According to Petrou, Prudhomme speaks no Greek, but read Gail Holst’s 1979 book Road to Rembetika, in a reprint accompanied by a CD. For Prudhomme, it was a revelation. He discovered a whole new world whose authenticity, bravado, music and social context were very attractive to him. Prudhomme then went to the Greek bookstore Desmos in Paris and found more material, such as Elias Petropoulos’s Songs of the Greek Underworld, and began working on the graphic novel, which took over two years to complete. He began in 2007 with a few rough drawings, which he then scrapped. He rewrote the story and then pitched the project to the publishers at Futuropolis, who were completely enthusiastic about it and encouraged him to keep going. Petrou adds that as a translator

“It was a very attractive project because I listened to rebetiko as a kid and now I play it, and I’m also into comics: I draw and I work in a field that is related to comics. Translating it was a great pleasure, as was its final publication. Prudhomme did not draw much from French slang in order to render the rebetiko world’s idiom, but rather used regular French with just a few idiomatic elements. Basically, I had to rewrite the dialogue so that it seemed that people like Vamvakaris and Batis were actually speaking, people who lived in Greece in the 1930s. I had to add the idiomatic elements of the language myself.”
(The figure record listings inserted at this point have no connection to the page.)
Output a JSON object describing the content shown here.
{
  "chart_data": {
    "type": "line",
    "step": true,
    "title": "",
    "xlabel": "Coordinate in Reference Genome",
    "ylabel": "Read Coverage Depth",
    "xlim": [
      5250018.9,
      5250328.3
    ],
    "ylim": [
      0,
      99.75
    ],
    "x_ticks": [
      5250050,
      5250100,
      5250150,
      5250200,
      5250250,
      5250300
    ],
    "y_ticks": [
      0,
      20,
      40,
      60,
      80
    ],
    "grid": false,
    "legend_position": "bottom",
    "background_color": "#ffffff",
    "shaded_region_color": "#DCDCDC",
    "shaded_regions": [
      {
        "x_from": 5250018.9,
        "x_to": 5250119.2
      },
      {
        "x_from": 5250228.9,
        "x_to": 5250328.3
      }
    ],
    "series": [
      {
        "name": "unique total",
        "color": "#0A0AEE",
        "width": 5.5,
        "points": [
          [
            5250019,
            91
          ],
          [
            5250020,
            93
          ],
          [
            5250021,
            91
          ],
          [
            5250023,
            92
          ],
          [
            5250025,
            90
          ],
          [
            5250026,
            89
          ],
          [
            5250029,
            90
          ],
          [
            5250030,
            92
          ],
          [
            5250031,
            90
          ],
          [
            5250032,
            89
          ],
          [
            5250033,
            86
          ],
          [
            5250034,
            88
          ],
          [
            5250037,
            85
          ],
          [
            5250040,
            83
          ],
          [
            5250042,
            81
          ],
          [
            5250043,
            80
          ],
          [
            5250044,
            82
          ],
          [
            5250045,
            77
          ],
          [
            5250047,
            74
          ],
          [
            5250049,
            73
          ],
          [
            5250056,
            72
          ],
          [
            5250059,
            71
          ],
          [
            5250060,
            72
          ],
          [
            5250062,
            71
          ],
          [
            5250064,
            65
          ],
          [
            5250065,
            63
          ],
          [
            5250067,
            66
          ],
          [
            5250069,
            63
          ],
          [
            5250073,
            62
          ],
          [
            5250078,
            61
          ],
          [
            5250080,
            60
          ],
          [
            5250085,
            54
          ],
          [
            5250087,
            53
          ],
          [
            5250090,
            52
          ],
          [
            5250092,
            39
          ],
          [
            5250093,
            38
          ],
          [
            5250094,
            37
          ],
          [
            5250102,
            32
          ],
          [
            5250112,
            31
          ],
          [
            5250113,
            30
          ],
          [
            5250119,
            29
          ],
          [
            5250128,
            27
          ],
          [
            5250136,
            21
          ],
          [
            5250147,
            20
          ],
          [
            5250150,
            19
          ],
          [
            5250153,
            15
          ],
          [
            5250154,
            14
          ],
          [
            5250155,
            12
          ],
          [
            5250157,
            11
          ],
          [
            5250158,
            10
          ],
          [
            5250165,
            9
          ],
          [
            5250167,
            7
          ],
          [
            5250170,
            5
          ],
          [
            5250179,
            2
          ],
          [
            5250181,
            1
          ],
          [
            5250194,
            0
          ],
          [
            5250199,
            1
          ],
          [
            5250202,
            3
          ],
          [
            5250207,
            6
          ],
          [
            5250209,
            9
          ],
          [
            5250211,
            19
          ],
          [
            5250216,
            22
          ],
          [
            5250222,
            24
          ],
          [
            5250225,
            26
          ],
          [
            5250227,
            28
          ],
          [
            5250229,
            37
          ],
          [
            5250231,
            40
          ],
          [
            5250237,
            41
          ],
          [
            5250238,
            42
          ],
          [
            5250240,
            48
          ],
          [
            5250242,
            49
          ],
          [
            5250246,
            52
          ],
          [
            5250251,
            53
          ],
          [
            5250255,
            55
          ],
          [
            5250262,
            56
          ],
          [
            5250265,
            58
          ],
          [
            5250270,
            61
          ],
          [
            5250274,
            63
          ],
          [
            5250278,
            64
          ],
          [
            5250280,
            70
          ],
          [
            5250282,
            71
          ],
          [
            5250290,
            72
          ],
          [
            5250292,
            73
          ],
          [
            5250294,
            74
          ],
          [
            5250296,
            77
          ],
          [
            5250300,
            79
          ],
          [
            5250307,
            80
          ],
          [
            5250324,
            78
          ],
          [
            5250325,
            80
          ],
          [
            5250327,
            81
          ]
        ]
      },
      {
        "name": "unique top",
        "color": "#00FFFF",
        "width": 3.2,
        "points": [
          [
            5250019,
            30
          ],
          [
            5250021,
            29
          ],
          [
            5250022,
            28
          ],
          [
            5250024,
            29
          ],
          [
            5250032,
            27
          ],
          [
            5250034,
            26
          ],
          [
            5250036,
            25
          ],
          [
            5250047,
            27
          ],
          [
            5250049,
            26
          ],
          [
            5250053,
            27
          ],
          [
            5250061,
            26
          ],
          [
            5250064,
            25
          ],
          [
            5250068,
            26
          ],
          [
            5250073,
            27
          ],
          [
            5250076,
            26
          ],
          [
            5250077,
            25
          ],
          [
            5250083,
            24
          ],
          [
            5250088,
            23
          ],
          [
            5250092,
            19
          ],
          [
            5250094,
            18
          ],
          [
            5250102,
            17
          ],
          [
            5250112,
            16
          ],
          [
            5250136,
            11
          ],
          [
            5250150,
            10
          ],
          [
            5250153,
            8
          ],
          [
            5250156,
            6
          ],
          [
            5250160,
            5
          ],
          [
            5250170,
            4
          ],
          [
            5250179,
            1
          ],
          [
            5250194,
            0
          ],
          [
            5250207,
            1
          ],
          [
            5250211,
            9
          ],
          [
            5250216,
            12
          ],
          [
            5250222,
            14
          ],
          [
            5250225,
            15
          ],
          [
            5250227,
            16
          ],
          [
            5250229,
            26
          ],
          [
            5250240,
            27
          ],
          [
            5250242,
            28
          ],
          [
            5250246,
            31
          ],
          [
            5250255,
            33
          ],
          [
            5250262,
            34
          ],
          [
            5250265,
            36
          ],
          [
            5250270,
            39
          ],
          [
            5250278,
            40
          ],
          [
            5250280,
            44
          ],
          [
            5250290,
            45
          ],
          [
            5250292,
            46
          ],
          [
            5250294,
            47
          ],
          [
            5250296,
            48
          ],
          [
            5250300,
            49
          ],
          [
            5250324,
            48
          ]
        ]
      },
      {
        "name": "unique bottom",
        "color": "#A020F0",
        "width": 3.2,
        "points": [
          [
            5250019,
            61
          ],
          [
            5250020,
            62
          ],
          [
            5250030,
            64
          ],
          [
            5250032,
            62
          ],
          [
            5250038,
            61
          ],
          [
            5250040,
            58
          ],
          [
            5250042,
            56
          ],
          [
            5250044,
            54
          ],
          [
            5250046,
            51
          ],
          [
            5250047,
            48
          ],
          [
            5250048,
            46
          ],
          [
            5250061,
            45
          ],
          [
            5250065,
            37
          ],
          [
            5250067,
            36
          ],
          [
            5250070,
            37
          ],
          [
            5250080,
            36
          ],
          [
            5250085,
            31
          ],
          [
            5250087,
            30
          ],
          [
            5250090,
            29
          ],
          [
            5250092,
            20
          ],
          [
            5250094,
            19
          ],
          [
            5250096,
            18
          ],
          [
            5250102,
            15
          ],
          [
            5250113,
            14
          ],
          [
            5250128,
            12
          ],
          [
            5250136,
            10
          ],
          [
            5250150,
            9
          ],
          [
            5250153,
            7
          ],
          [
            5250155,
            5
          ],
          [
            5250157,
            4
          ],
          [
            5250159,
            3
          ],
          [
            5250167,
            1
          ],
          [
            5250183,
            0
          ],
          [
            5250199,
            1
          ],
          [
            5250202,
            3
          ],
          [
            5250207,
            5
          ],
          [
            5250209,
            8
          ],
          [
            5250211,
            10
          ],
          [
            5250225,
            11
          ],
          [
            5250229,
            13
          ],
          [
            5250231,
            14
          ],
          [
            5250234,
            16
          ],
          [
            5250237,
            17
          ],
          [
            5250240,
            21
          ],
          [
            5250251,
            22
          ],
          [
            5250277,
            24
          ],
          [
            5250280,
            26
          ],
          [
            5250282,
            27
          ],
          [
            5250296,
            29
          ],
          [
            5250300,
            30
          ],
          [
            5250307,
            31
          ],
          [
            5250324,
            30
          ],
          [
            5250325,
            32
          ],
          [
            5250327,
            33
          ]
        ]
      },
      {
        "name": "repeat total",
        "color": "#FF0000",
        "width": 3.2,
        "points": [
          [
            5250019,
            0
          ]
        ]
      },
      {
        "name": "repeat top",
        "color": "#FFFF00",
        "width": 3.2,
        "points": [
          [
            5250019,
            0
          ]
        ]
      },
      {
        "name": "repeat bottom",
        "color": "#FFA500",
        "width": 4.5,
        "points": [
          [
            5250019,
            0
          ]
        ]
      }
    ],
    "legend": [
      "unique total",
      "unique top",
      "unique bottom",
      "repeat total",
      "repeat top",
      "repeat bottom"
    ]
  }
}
This idea was something I toyed with while translating an excerpt from the book: peppering the dialogue with a ‘30s argot forged from Hammett, Chandler, and Hollywood noir.

Petrou speaks of his second comics work, Pararlama, with short stories by Dimosthenis Voutyras (1872-1958), as an effort not to marry comics with literature, but to test the “how possible the adaptation of literature to comics is.

The result was very satisfactory so we went ahead an adapted nine of Voutyras’s short stories. I think that Voutyras’s work is especially well suited to the language of comics because he is, I would say, a very important writer who was treated as inferior by critical circles. He is underestimated. He was even cast out of the Academy of Athens at one point.

The worlds of Voutyras and rebetiko converge very much, because Voutyras’s stories are mostly about the lives of social outcasts who spend their days at tavernas and coffee shops. They are drunks and alienated from society. Voutyras’s heroes are therefore akin to rebetiko in terms of style and ethos.”

Petrou concludes:

“I would like it better if contemporary comics were more novels of manners in the classical sense, in that they describe, present and comment on the contemporary Greek way of life. Some efforts have been made here and there but because this is not a homegrown genre and most comics artists were initiated by reading American comics—few read French graphic novels because of the language—they are heavily influenced by themes relating to American culture. ‘Dressing’ your superheroes in the mantle of Greek reality makes no sense unless it is done so in jest.”